En août, pour protester contre la visite à Taipei de la présidente de la Chambre des représentants Nancy Pelosi, Pékin a procédé à des manoeuvres militaires considérées comme étant un entraînement en vue d'une invasion.

Washington a longtemps maintenu une politique d'"ambiguïté stratégique" quant à son éventuelle intervention militaire en cas d'invasion de Taïwan par la Chine.

Mais M. Biden a commencé à s'éloigner de cette position, affirmant dans de multiples interviews que les États-Unis viendraient en aide à Taïwan en cas d'attaque.

Moins de dépendance

En privé, certains alliés des États-Unis se réjouissent de cette plus grande fermeté à l'égard de Pékin, notamment concernant la mer de Chine méridionale, où Washington est passé de la neutralité à la défense des multiples revendications de pays d'Asie du Sud-Est.

"Il y a un sentiment répandu que les États-Unis ont enfin compris la nature de la menace", a déclaré un haut diplomate d'un pays asiatique allié des Etats-Unis et basé à Washington.

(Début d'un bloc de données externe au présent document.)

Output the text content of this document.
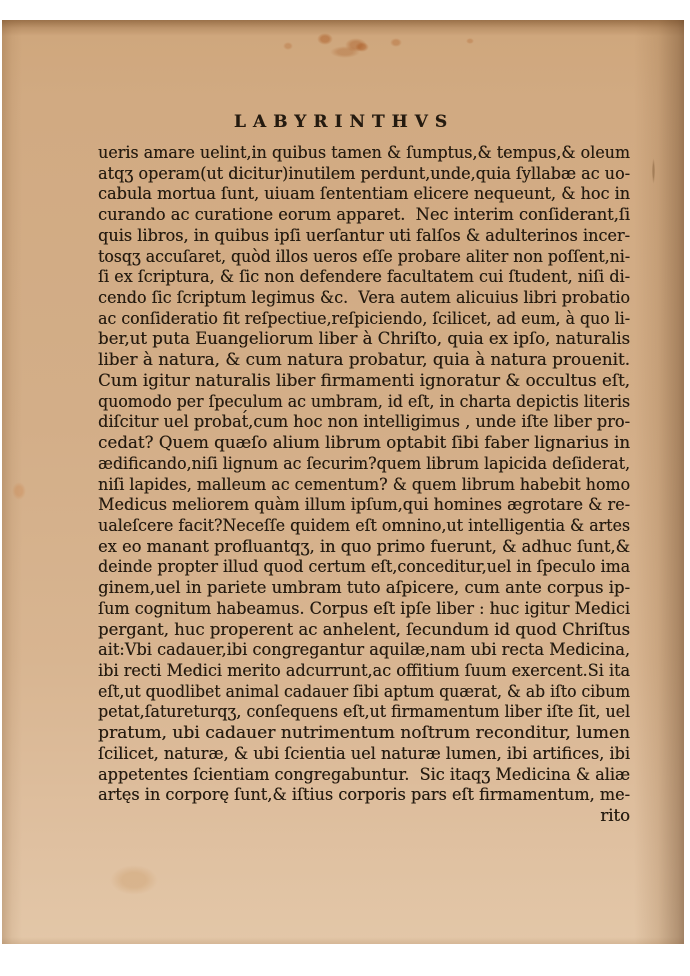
LABYRINTHVS
ueris amare uelint,in quibus tamen & ſumptus,& tempus,& oleum
atqʒ operam(ut dicitur)inutilem perdunt,unde,quia ſyllabæ ac uo-
cabula mortua ſunt, uiuam ſententiam elicere nequeunt, & hoc in
curando ac curatione eorum apparet.  Nec interim conſiderant,ſi
quis libros, in quibus ipſi uerſantur uti falſos & adulterinos incer-
tosqʒ accuſaret, quòd illos ueros eſſe probare aliter non poſſent,ni-
ſi ex ſcriptura, & ſic non defendere facultatem cui ſtudent, niſi di-
cendo ſic ſcriptum legimus &c.  Vera autem alicuius libri probatio
ac conſideratio fit reſpectiue,reſpiciendo, ſcilicet, ad eum, à quo li-
ber,ut puta Euangeliorum liber à Chriſto, quia ex ipſo, naturalis
liber à natura, & cum natura probatur, quia à natura prouenit.
Cum igitur naturalis liber firmamenti ignoratur & occultus eſt,
quomodo per ſpeculum ac umbram, id eſt, in charta depictis literis
diſcitur uel probat́,cum hoc non intelligimus , unde iſte liber pro-
cedat? Quem quæſo alium librum optabit ſibi faber lignarius in
ædificando,niſi lignum ac ſecurim?quem librum lapicida deſiderat,
niſi lapides, malleum ac cementum? & quem librum habebit homo
Medicus meliorem quàm illum ipſum,qui homines ægrotare & re-
ualeſcere facit?Neceſſe quidem eſt omnino,ut intelligentia & artes
ex eo manant profluantqʒ, in quo primo fuerunt, & adhuc ſunt,&
deinde propter illud quod certum eſt,conceditur,uel in ſpeculo ima
ginem,uel in pariete umbram tuto aſpicere, cum ante corpus ip-
ſum cognitum habeamus. Corpus eſt ipſe liber : huc igitur Medici
pergant, huc properent ac anhelent, ſecundum id quod Chriſtus
ait:Vbi cadauer,ibi congregantur aquilæ,nam ubi recta Medicina,
ibi recti Medici merito adcurrunt,ac offitium ſuum exercent.Si ita
eſt,ut quodlibet animal cadauer ſibi aptum quærat, & ab iſto cibum
petat,ſatureturqʒ, conſequens eſt,ut firmamentum liber iſte ſit, uel
pratum, ubi cadauer nutrimentum noſtrum reconditur, lumen
ſcilicet, naturæ, & ubi ſcientia uel naturæ lumen, ibi artifices, ibi
appetentes ſcientiam congregabuntur.  Sic itaqʒ Medicina & aliæ
artęs in corporę ſunt,& iſtius corporis pars eſt firmamentum, me-
rito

Washington a également fait les premiers pas avec ses alliés sur l'idée autrefois inimaginable de devenir moins dépendant économiquement de la Chine.

M. Biden a également exprimé l'espoir de collaborer avec la Chine, le plus gros émetteur de CO2, sur la question du changement climatique.

La Maison Blanche a par ailleurs déclaré samedi que le président allait exhorter son homologue chinois à réfréner les "pires tendances" de la Corée du Nord, un allié de Pékin.

Mme Yun doute que la Chine s'exécute, affirmant que M. Xi considère la coopération comme faisant partie d'une transaction.

"La concurrence étant le thème principal de la politique chinoise des Etats-Unis, pourquoi la Chine coopérerait-elle? Leur calcul est qu'ils ne vont rien faire par pure bonté d'âme. Ils veulent voir les États-Unis donner quelque chose".